In the city, the two divisions put up a fierce fight, but surrounded and pounded mercilessly with artillery, the shattered remnants were rounded up and marched into captivity. To the north and further west, the Soviets did not have it their own way. The leading elements of 6 Motor Rifle Division pounced triumphantly on the exposed artillery of 57 ID, only to discover that they had a tiger by the tail! The artillery shot over open sights and repulsed the Motor Rifles with heavy losses.³
By now, Wehrmacht units that could retreat were doing so, with local counter attacks to keep the marauding Soviets off their tails. All of 255 ID and 332 ID’s guns were lost to the enemy. Having gained POLTAVA, 1 Tank Army’s commander paused the tempo of operations to allow his logistic units to catch up and to allow the main bridge over the River VORSKLA to be repaired for road and rail traffic.
Game Notes :
- The plan for my first hybrid online/tabletop game had been for Jon Freitag in America to be the Commander of 1 Tank Army (1TkA), and for a variable number of players to push the toys on the table. In the event, General Freitag was detained by the NKVD for having a suspiciously German-sounding name, and command passed to Trebian, who brought his webcam. Richard Lindley popped up online, so was given command of LII Armeekorps, and when YesthatPhil also popped up online, he was given the southern arm of the Soviet attack that had developed around POLTAVA. The game worked well enough to try it with a larger tabletop contingent, probably a maximum of four IRL and two online, limited to non-local players who cannot physically attend, as the game demands an actual close 3D view of the table for divisional and corps commanders – the “toy pushers”. The online presence works only because the divisional commanders report back from the front line and execute the Army commander’s plan. Both online players were very patient with the limited views of the board and sometimes patchy information coming back from the front, and quickly accepted the role of being a commander in a headquarters 50 or so kilometers back from the front line.

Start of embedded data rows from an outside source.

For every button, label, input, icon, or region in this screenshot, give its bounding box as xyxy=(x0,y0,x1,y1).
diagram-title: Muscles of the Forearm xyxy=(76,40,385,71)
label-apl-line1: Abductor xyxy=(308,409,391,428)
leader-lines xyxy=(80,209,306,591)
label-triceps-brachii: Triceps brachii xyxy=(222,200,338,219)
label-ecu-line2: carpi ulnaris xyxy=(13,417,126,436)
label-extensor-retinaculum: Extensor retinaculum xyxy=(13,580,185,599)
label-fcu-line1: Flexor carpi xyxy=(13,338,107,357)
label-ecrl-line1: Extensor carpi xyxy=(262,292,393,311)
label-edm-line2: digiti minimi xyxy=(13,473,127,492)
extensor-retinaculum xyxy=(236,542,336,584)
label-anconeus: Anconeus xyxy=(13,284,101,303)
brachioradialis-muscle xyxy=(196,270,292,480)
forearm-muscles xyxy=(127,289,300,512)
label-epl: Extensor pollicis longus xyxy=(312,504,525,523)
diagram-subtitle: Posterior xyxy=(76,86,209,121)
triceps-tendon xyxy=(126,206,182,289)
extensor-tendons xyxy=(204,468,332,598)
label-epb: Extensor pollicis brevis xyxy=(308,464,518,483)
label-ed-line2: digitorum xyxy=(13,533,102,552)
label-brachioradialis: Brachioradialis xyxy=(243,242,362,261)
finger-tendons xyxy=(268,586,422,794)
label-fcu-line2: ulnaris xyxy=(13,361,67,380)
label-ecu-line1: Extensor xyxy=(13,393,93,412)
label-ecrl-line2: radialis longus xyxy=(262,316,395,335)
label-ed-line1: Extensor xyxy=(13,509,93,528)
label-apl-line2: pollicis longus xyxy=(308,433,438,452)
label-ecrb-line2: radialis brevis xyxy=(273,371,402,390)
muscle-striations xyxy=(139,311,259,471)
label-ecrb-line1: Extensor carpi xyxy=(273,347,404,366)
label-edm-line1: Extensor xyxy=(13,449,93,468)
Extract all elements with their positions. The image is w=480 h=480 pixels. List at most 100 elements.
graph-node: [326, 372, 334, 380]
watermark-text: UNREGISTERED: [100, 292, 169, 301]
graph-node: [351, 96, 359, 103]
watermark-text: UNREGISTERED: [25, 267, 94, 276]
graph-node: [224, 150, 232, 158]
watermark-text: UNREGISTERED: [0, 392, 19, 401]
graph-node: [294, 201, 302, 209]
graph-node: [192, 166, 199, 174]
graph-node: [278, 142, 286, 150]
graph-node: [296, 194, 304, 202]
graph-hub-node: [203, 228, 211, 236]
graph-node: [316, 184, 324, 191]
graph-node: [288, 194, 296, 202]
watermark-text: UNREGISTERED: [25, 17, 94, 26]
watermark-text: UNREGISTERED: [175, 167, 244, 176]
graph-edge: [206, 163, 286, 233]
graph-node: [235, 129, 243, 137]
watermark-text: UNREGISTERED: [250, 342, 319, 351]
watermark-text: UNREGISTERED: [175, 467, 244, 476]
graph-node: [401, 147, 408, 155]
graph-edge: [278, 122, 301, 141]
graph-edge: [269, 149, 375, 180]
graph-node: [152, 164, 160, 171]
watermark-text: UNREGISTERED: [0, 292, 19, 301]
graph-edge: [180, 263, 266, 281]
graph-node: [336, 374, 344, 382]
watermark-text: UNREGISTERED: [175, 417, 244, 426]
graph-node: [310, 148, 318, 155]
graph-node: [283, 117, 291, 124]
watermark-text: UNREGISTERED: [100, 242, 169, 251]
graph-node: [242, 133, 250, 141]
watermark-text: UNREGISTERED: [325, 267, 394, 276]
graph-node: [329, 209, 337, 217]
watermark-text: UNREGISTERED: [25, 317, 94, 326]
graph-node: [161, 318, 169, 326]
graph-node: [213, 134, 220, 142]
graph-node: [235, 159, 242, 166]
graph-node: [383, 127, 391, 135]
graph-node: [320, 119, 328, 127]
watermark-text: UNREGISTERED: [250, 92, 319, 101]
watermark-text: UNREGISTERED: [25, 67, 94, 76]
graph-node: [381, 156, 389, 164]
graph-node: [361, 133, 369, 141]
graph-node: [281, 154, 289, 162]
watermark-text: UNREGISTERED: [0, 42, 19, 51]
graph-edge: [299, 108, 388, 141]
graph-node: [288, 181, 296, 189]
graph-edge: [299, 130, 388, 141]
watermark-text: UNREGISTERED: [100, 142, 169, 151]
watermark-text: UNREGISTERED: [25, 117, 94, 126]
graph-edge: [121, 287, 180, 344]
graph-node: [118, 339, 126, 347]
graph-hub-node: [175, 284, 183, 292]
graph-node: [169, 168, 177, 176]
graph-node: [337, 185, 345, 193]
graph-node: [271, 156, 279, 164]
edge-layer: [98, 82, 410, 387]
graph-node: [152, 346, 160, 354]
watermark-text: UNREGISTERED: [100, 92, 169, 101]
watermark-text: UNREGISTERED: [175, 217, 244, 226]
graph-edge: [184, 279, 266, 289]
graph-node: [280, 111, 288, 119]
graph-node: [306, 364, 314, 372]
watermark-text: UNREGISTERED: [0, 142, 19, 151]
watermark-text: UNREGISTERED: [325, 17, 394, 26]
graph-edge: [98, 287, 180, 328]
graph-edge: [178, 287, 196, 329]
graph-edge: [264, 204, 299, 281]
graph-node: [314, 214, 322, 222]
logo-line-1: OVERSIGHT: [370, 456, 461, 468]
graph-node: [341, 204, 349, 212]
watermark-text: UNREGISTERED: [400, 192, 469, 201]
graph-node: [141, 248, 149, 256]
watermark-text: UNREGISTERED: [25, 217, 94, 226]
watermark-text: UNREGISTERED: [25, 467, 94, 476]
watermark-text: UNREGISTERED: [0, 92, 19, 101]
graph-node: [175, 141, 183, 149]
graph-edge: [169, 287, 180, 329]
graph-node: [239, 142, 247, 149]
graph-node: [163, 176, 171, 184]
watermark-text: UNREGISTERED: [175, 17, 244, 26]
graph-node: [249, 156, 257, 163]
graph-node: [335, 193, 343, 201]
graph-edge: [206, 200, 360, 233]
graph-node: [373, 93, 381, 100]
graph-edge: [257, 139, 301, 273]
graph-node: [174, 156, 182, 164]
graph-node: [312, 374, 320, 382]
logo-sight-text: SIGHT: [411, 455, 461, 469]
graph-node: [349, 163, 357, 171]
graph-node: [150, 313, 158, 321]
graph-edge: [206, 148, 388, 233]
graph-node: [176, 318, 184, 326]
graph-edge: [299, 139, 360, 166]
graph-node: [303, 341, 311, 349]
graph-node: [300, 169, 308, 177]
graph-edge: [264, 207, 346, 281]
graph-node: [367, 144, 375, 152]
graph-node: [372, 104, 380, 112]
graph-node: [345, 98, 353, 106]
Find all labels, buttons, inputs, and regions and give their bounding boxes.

- The 6″ squares that my board is divided into would be about ten kilometers across for Front Scale Orbat (FSO), but I fudged artillery ranges to make it easier for players, giving them the Corps Scale Orbat (CSO) ranges of one square for mortar battalions, three for divisional 76.2 mm – 10.5cm artillery and five squares for corps and Army 122/150/203/210mm artillery, if scout or divisional HQ spotters were within one square of the enemy. For ranges in the rules see 12- Weapon Range Table as a starting point in the discussion! You can see that I was overly generous, but it sped the game along by reducing the time that the Soviets had to spend faffing at the bridges and lining up artillery.
- What can you do as a Soviet commander if you roll a one against the enemy’s six?
- It should be remembered that although I randomly show a road or railway on the board, that both are always present. If nothing is shown, then the squares are assumed to contain minor unmade roads.